As a wise and misunderstood fictional scientific abomination once said, “Fire, bad!” Frankenstein’s monster was right. Fire is bad, and not just when one is being pursued by villagers carrying torches and pitchforks.
The wind-blown wildfires currently ravaging parts of Los Angeles are horrifying and tragic. We’ve all seen the pictures. It’s just heartbreaking.
Left-leaning folk are pinning the blame on climate change. That seems like a cop-out to me. Experts have been warning for decades that California’s forests and wildlands are being obviously mismanaged.
And besides, dry conditions have always been with us. So has wind. A careless spark in such conditions causes a dangerous fire. No need to blame “society” for that.
Right-leaning folk are blaming California’s terrible leftist government(s) with their very unwise forest/wildland management policies and their woke DEI hiring practices in various fire-related departments.
Such criticism is deserved, but today I’m going to rail on California’s government for their destructive semi-socialist insurance regulations. Many of the homes that were just burned to the ground were uninsured or underinsured, and it’s all the government’s fault.
In 1988, California passed Prop 103 (the Insurance Rate Reduction and Reform Act). The ballot measure barely squeaked by, receiving just 51% of the vote. But every Californian since has had to live with the results. Ain’t democracy grand?

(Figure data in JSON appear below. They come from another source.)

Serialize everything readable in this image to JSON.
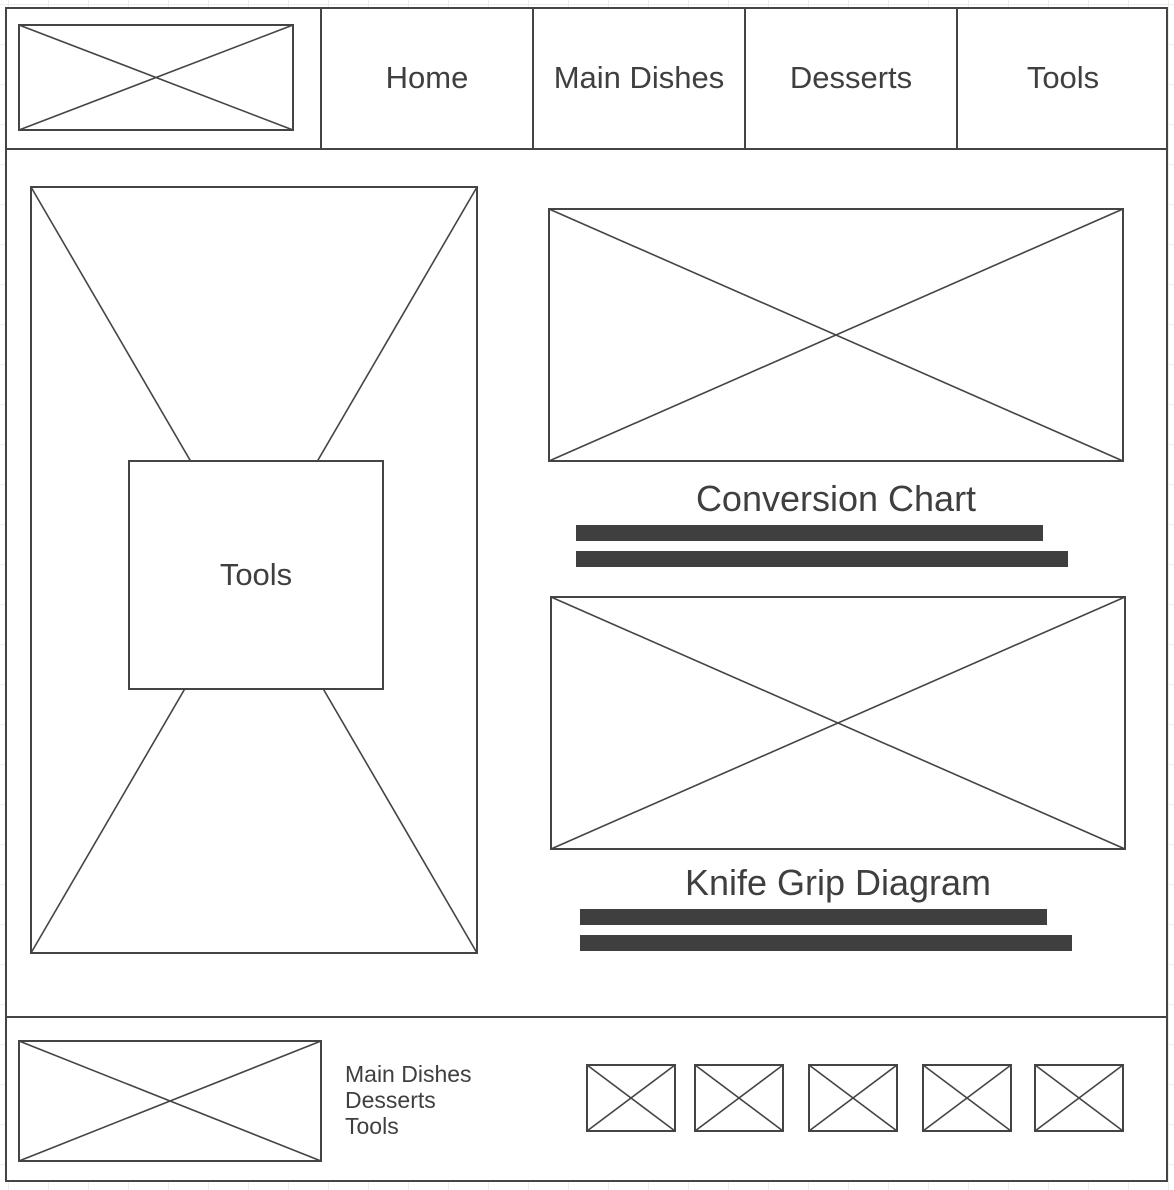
{
  "colors": {
    "stroke": "#444444",
    "text": "#3f3f3f",
    "background": "#ffffff",
    "grid": "#ececec"
  },
  "header": {
    "logo_icon": "image-placeholder-icon",
    "nav": [
      {
        "label": "Home"
      },
      {
        "label": "Main Dishes"
      },
      {
        "label": "Desserts"
      },
      {
        "label": "Tools"
      }
    ]
  },
  "main": {
    "hero": {
      "image_icon": "image-placeholder-icon",
      "label": "Tools"
    },
    "cards": [
      {
        "title": "Conversion Chart",
        "image_icon": "image-placeholder-icon"
      },
      {
        "title": "Knife Grip Diagram",
        "image_icon": "image-placeholder-icon"
      }
    ]
  },
  "footer": {
    "logo_icon": "image-placeholder-icon",
    "links": [
      {
        "label": "Main Dishes"
      },
      {
        "label": "Desserts"
      },
      {
        "label": "Tools"
      }
    ],
    "social_icons": [
      "image-placeholder-icon",
      "image-placeholder-icon",
      "image-placeholder-icon",
      "image-placeholder-icon",
      "image-placeholder-icon"
    ]
  }
}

Among other dumb effects, Prop 103 requires approval from California’s Department of Insurance before insurers can raise their premiums. It even created a process allowing consumer advocates to intervene to contest the insurer’s claims.
That is stupid, of course. Given a choice, consumers always want more coverage for less premium. Their interests are the opposite of the insurers, who want to provide the least coverage for the highest premium.

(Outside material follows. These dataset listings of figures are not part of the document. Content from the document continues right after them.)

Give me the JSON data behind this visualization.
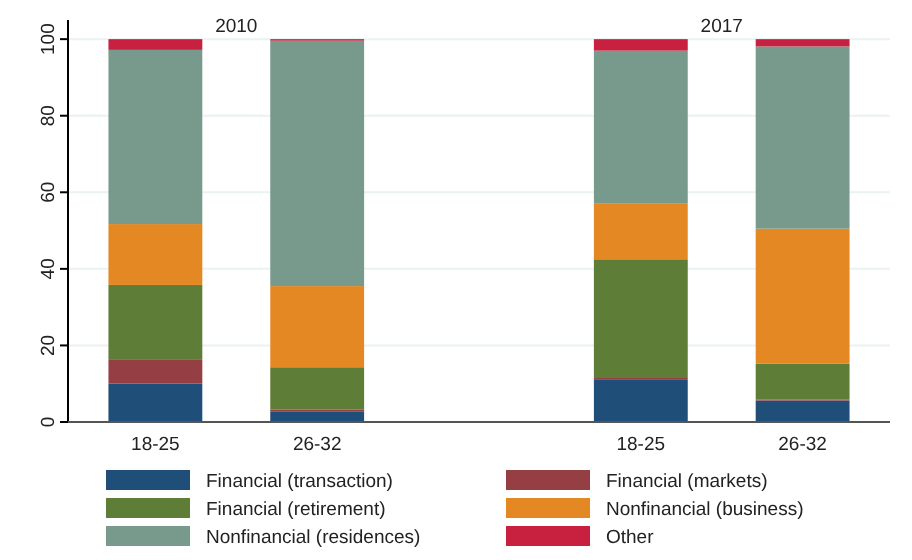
{
  "chart_data": {
    "type": "bar",
    "stacked": true,
    "categories": [
      "18-25",
      "26-32",
      null,
      "18-25",
      "26-32"
    ],
    "series": [
      {
        "name": "Financial (transaction)",
        "color": "#1f4e79",
        "values": [
          10,
          2.8,
          null,
          11,
          5.6
        ]
      },
      {
        "name": "Financial (markets)",
        "color": "#953f45",
        "values": [
          6.4,
          0.5,
          null,
          0.5,
          0.3
        ]
      },
      {
        "name": "Financial (retirement)",
        "color": "#5e7d36",
        "values": [
          19.4,
          11,
          null,
          31,
          9.3
        ]
      },
      {
        "name": "Nonfinancial (business)",
        "color": "#e48824",
        "values": [
          15.9,
          21.2,
          null,
          14.5,
          35.3
        ]
      },
      {
        "name": "Nonfinancial (residences)",
        "color": "#789a8c",
        "values": [
          45.5,
          64.1,
          null,
          40,
          47.6
        ]
      },
      {
        "name": "Other",
        "color": "#c8203f",
        "values": [
          2.8,
          0.4,
          null,
          3,
          1.9
        ]
      }
    ],
    "annotations": [
      "2010",
      "2017"
    ],
    "ylim": [
      0,
      105
    ],
    "yticks": [
      0,
      20,
      40,
      60,
      80,
      100
    ],
    "grid": "y",
    "legend": "bottom"
  }
}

Your basic economics textbook teaches that the interplay of many customers and many insurers yields an array of market prices that must be discovered. It can’t be “decided” by some regulatory body, regardless of who comprises it.
Fire insurance in California muddled along under these dumb regulations for a while, but last year things came to a head. Unable to assess premiums that accurately accounted for the risk of fire and the costs to rebuild, many of the biggest insurance companies pulled an Ayn Rand and just… shrugged.
They pulled out of the market in California or dramatically reduced the number and type of properties they would cover, or limited the amount of coverage they would offer.
But don’t worry, California has a fire-insurance safety net. It’s called the FAIR (Fair Access to Insurance Requirement) plan, and it’s awful. It offers limited protection for a high premium. And here’s the kicker. It’s funded by all the insurers who continue to do business in California.
Have you been wondering why insurers have been leaving the state entirely rather than just being more selective about who to issue policies to? That’s why.
Since 2022, at least eight insurers (including big ones like State Farm and Allstate) have announced plans to stop offering home insurance to new customers or withdraw from California entirely.
So, the government monopolizes the stewardship of forests and wildlands as well as emergency fire response. Then it creates regulations that cripple the market for fire insurance.
That’s criminal. I really hope California can straighten itself out. It’s a great place filled with great people. They deserve better — or at the very least 49% of them do.